I start with this one thing to remember:
Past, Present, Future
From that I can construct a few "Question Bank" type questions, such as:
"What did you do <today/yesterday/last weekend>?"
"Do you have any plans for <this afternoon/evening/tomorrow/next weekend>?"
(If a holiday is coming up, "Do you have any plans for <x> holiday?" or "What did you do over the <x> holiday?")

You can ask about:
Recreation (hobbies, fun)
Motivation (inspire)

(movies, TV, books, music,...)

(past, present, future)
e.g. "Were are you from?"

(sisters, brothers, children, parents, pets, relatives)
e.g. "Do you have any <brothers or sisters / Children / Pets>?

Before starting a conversation, it's good to know how to end a conversation.
Exit Strategies
(Conversation turns to past tense.)
It was nice meeting you. It was great to meet you.
It was nice to see you again. It was great to see you.
I’ll see you later.
Enjoy your lunch.
Have a good day.
Talk to you soon.
I gotta go. See you later.
Sorry, I need to go.
Sorry, I have to get to ___.
I’ll let you get back to ___.
I should get back to ___ but it was nice talking to you.
Have a good one.
Have a great rest of your day.

Endings. (“Well Wishes”)
“It was nice talking to you.”
“Have a good day.”
“See you around!”
“Enjoy the rest of your day.”
[Lunch] “Enjoy your lunch.”
[Friday] “Enjoy the weekend!”

1. Initiation Strategies
a. “Hi. My name is _____. What’s your name?”
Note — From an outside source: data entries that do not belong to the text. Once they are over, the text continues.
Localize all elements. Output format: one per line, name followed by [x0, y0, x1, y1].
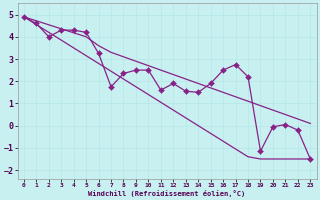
X-axis label: Windchill (Refroidissement éolien,°C): Windchill (Refroidissement éolien,°C)	[88, 190, 246, 197]
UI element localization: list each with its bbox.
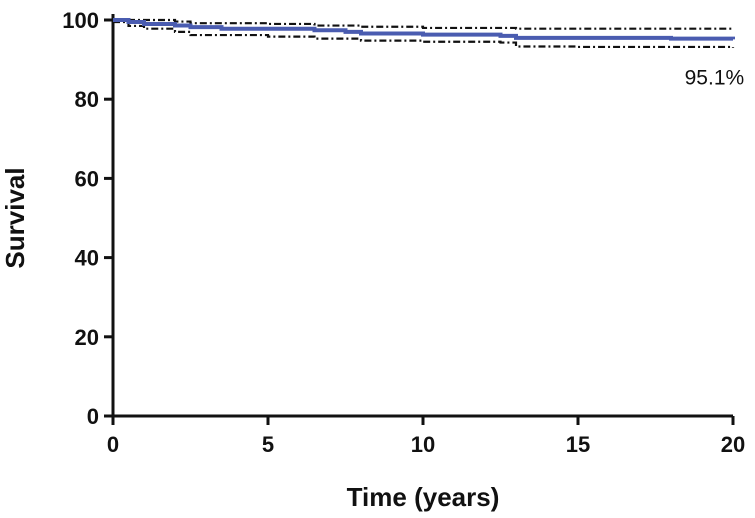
x-axis-title: Time (years) — [347, 482, 500, 512]
y-tick-label: 80 — [75, 87, 99, 112]
x-tick-label: 10 — [411, 432, 435, 457]
y-tick-label: 20 — [75, 325, 99, 350]
upper-ci-line — [113, 18, 735, 30]
y-tick-label: 40 — [75, 246, 99, 271]
x-tick-label: 20 — [721, 432, 745, 457]
ticks: 0 20 40 60 80 100 0 5 10 15 20 — [62, 8, 745, 457]
axes — [111, 14, 733, 418]
y-axis-title: Survival — [0, 167, 30, 268]
y-tick-label: 60 — [75, 166, 99, 191]
x-tick-label: 0 — [107, 432, 119, 457]
x-tick-label: 5 — [262, 432, 274, 457]
survival-line — [113, 18, 735, 41]
x-tick-label: 15 — [566, 432, 590, 457]
annotations: 95.1% — [685, 66, 745, 89]
y-tick-label: 0 — [87, 404, 99, 429]
survival-rate-annotation: 95.1% — [685, 66, 745, 89]
series-group — [113, 18, 735, 49]
y-tick-label: 100 — [62, 8, 99, 33]
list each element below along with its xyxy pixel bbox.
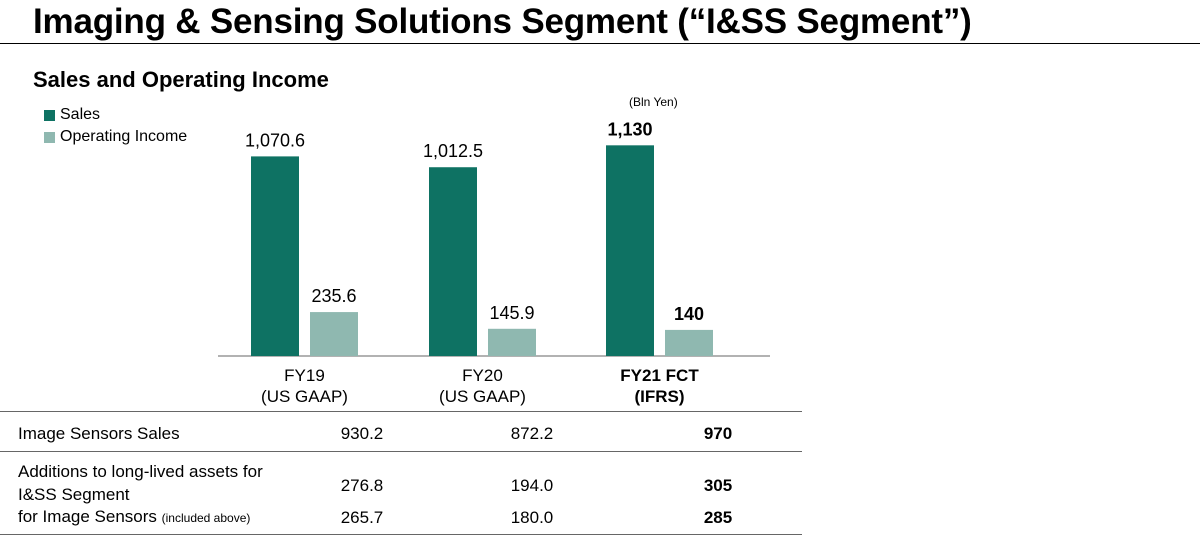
table-rule-middle: [0, 451, 802, 452]
table-cell: 265.7: [340, 508, 384, 527]
table-cell: 194.0: [510, 476, 554, 495]
table-row-label-note: (included above): [161, 511, 251, 525]
bar-sales: [251, 156, 299, 356]
bar-operating-income: [310, 312, 358, 356]
data-label-operating-income: 235.6: [311, 286, 356, 306]
x-tick-label: (IFRS): [634, 387, 684, 406]
table-row-label: Image Sensors Sales: [18, 424, 180, 443]
legend-label-sales: Sales: [60, 106, 101, 123]
legend-item-operating-income: Operating Income: [44, 126, 187, 148]
chart-subtitle: Sales and Operating Income: [33, 67, 329, 92]
table-cell: 180.0: [510, 508, 554, 527]
chart-legend: Sales Operating Income: [44, 104, 187, 148]
legend-item-sales: Sales: [44, 104, 187, 126]
data-label-sales: 1,070.6: [245, 130, 305, 150]
bar-operating-income: [488, 328, 536, 356]
table-cell: 930.2: [340, 424, 384, 443]
table-row-label: for Image Sensors (included above): [18, 507, 250, 527]
legend-swatch-operating-income: [44, 131, 55, 143]
table-row-label-text: for Image Sensors: [18, 507, 157, 526]
title-divider: [0, 43, 1200, 44]
bar-operating-income: [665, 329, 713, 356]
bar-sales: [606, 145, 654, 356]
data-label-sales: 1,012.5: [423, 141, 483, 161]
table-cell: 285: [703, 508, 733, 527]
x-tick-label: FY20: [462, 366, 503, 385]
legend-swatch-sales: [44, 109, 55, 121]
page-title: Imaging & Sensing Solutions Segment (“I&…: [33, 2, 972, 41]
table-row-label: Additions to long-lived assets for: [18, 462, 263, 481]
table-rule-bottom: [0, 534, 802, 535]
table-cell: 276.8: [340, 476, 384, 495]
x-tick-label: (US GAAP): [439, 387, 526, 406]
table-row-label: I&SS Segment: [18, 485, 130, 504]
x-tick-label: FY19: [284, 366, 325, 385]
legend-label-operating-income: Operating Income: [60, 128, 188, 145]
table-rule-top: [0, 411, 802, 412]
unit-label: (Bln Yen): [629, 95, 678, 109]
table-cell: 970: [703, 424, 733, 443]
data-label-sales: 1,130: [607, 119, 652, 139]
table-cell: 305: [703, 476, 733, 495]
x-tick-label: FY21 FCT: [620, 366, 699, 385]
table-cell: 872.2: [510, 424, 554, 443]
x-tick-label: (US GAAP): [261, 387, 348, 406]
data-label-operating-income: 140: [674, 304, 704, 324]
data-label-operating-income: 145.9: [489, 303, 534, 323]
bar-sales: [429, 167, 477, 356]
bar-chart: 1,070.6 235.6 FY19 (US GAAP) 1,012.5 145.9 FY2…: [218, 119, 770, 406]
b. “How are you?” “Fine. How are you?” “Fine.”
(This is a "robot phrase". People engage in this ritual. Notice the "reciprocation". They ask, you answer, then you ask them the same question back. That's known as "reciprocation".)
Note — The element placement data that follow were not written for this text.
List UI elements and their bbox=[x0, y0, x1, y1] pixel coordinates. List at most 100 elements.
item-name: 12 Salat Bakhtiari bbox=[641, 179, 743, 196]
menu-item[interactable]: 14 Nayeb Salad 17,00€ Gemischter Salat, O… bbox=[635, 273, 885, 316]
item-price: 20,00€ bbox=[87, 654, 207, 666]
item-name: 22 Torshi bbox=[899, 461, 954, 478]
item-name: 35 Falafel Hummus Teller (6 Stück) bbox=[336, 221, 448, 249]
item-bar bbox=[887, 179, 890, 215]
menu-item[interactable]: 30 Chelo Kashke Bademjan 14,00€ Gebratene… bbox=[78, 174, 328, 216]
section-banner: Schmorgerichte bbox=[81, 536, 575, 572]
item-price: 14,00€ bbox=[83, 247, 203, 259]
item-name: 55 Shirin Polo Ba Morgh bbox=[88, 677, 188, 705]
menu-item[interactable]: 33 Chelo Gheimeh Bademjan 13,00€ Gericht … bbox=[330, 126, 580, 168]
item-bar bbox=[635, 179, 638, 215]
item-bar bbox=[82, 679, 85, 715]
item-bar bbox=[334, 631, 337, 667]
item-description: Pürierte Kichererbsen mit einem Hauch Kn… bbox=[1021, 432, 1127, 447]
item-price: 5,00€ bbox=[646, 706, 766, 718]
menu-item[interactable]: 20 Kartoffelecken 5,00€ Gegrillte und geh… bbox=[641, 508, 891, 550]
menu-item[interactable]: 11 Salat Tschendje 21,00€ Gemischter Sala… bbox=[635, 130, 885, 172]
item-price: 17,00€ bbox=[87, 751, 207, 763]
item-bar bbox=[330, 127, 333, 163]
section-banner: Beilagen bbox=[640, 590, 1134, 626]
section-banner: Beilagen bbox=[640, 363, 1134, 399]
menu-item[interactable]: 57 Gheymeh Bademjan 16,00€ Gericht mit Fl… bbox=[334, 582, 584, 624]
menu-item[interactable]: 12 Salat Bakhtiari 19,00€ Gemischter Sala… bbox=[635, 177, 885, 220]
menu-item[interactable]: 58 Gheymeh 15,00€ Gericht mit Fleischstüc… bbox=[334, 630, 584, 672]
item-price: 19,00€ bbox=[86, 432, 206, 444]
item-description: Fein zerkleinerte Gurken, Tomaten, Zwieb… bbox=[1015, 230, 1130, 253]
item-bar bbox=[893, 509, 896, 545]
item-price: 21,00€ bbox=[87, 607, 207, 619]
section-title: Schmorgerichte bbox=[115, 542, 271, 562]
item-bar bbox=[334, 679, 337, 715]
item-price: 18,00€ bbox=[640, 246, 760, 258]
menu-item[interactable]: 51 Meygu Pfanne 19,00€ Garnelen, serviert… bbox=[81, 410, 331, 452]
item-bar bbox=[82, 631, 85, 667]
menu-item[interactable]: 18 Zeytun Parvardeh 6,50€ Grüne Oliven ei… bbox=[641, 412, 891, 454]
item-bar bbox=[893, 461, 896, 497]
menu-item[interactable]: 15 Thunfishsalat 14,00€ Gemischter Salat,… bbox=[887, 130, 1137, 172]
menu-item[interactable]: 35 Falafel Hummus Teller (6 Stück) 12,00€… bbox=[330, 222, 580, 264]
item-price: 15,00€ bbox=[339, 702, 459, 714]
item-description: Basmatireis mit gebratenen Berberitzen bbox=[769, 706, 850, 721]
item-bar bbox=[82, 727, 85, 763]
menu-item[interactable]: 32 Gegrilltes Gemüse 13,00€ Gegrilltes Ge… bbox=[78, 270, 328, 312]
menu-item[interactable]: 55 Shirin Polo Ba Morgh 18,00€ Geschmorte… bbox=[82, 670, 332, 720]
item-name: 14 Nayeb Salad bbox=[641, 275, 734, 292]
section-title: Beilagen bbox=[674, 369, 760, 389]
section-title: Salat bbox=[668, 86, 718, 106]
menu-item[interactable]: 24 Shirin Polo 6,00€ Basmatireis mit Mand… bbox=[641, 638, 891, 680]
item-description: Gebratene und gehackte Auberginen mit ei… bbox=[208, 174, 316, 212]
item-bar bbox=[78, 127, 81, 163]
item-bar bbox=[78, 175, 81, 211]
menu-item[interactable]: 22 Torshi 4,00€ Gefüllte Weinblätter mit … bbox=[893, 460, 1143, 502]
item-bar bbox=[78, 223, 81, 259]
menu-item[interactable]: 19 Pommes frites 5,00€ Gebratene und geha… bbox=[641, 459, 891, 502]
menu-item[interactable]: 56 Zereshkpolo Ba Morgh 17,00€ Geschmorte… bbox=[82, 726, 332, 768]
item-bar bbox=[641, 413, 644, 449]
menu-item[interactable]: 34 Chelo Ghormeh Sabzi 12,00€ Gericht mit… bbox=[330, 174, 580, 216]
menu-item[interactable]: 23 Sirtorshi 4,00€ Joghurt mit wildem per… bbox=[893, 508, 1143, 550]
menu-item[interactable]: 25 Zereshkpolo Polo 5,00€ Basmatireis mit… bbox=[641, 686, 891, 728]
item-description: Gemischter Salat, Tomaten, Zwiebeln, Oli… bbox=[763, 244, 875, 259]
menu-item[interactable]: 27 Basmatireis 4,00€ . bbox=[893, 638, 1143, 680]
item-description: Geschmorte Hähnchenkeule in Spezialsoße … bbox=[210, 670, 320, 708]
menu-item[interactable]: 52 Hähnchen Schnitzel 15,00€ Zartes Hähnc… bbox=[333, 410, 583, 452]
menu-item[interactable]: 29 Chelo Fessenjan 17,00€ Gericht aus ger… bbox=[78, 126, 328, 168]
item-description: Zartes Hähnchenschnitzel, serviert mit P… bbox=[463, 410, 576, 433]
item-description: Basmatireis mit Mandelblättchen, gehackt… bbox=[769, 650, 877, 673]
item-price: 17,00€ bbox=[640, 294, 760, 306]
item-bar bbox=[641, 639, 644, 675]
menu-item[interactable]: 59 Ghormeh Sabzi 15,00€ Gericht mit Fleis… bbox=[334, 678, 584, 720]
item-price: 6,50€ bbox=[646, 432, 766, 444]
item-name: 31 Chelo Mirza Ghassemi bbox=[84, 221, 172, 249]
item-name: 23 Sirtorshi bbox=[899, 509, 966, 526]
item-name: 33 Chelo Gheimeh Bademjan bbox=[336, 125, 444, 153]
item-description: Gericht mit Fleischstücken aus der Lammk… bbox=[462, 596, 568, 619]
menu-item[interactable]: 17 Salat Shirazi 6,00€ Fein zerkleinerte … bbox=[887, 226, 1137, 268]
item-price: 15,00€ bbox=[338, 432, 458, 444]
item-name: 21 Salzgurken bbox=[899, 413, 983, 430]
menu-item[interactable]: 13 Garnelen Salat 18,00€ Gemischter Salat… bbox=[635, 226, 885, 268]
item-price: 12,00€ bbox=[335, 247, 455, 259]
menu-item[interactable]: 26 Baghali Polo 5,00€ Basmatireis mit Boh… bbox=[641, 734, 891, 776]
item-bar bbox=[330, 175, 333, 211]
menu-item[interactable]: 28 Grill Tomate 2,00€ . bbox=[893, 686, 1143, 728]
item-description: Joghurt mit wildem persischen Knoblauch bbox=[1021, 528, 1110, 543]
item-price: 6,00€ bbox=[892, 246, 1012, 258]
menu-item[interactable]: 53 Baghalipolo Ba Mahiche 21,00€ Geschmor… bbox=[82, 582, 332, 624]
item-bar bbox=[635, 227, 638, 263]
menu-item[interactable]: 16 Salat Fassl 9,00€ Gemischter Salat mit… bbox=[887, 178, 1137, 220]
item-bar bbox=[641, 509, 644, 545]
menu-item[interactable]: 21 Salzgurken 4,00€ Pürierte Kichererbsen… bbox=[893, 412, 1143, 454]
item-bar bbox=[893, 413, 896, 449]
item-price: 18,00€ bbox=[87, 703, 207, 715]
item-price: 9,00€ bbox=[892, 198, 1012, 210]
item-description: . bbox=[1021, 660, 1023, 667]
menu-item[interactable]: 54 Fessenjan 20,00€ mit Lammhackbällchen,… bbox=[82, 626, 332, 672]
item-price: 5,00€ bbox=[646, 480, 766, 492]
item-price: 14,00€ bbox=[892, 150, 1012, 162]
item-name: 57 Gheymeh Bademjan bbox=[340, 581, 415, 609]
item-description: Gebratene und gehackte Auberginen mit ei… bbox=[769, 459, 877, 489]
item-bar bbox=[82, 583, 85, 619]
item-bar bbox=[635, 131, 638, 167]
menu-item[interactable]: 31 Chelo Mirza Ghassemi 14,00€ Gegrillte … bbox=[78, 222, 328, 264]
c. “How’s it going?” “Pretty good. How about you?” “Pretty good.” (robot phrase)

d. “What are you up to?”

e. “What’s new?”
i. “Nothing much… What’s new with you?”

f. “May I join you?” (e.g. for lunch)

g. What do you think of …
i. the instructor
ii. the weather
iii. the class
iv. the food

(I'm going to skip over the rest of my Question Bank stuff I've learned.)
The biggest help for me though was meditation, as that seemed to ease me into a less anxious state and switch on my natural "Social Engagement" state where I can easily talk with strangers without really thinking hard about it. Learning a few conversation strategies helped, and reading up on Body Language helped (it also made me a lot more aware of my own use of body language, so I'm now a lot more cognizant of how I'm presenting myself and what my own body language is saying).

I also was taught to sprinkle in "empathy comments" when someone else is speaking, things like:

Positive Comments
That's Amazing
How Annoying
That's Awesome
That's Awful
Oh Cool
How Cool
That's Cool
Very Cool
That's Fantastic
How Fabulous
Sounds like Fun
That's so Fun
That's Great
That's really neat
Very Nice
No Way!

Negative comments to sprinkle in when someone tells a story of something bad that happened to them:
Oh Bummer
That's Horrible
I'm Sorry
How Irritating
What a Nightmare
That's No Fun
That's not good
Oh no!
What a Pain
How Sad
That Stinks
How Terrible
That's Too bad

Another thing that helps me is joining support groups with other people who have similar issues. Possibly look for an Asperger's support group, or a Depression support group. This seems to help satisfy my brain's need to be around people.

And finally, if the depression is seriously bad, go see a psychiatrist and try some medication, you might eventually find one that works really well and solves a whole bunch of problems you thought were problems with the world around you. The basic idea is "the problem isn't with the picture, the problem is with the camera."

And if you seek a psychologist therapist counselor, see if you can find one who knows about Asperger's or High Functioning Autism. (College Engineering and Science is full of these super bright but socially awkward people. Maybe the college already has implimented helpful groups for them.)

The bottom line of all this is to remember there is a way out of this, there is hope. I just layed out some options. Brains don't heal overnight. It takes many months to fix these things. Hopefully the above can act as a map and now it'll be a lot easier to figure out the way. Best Wishes!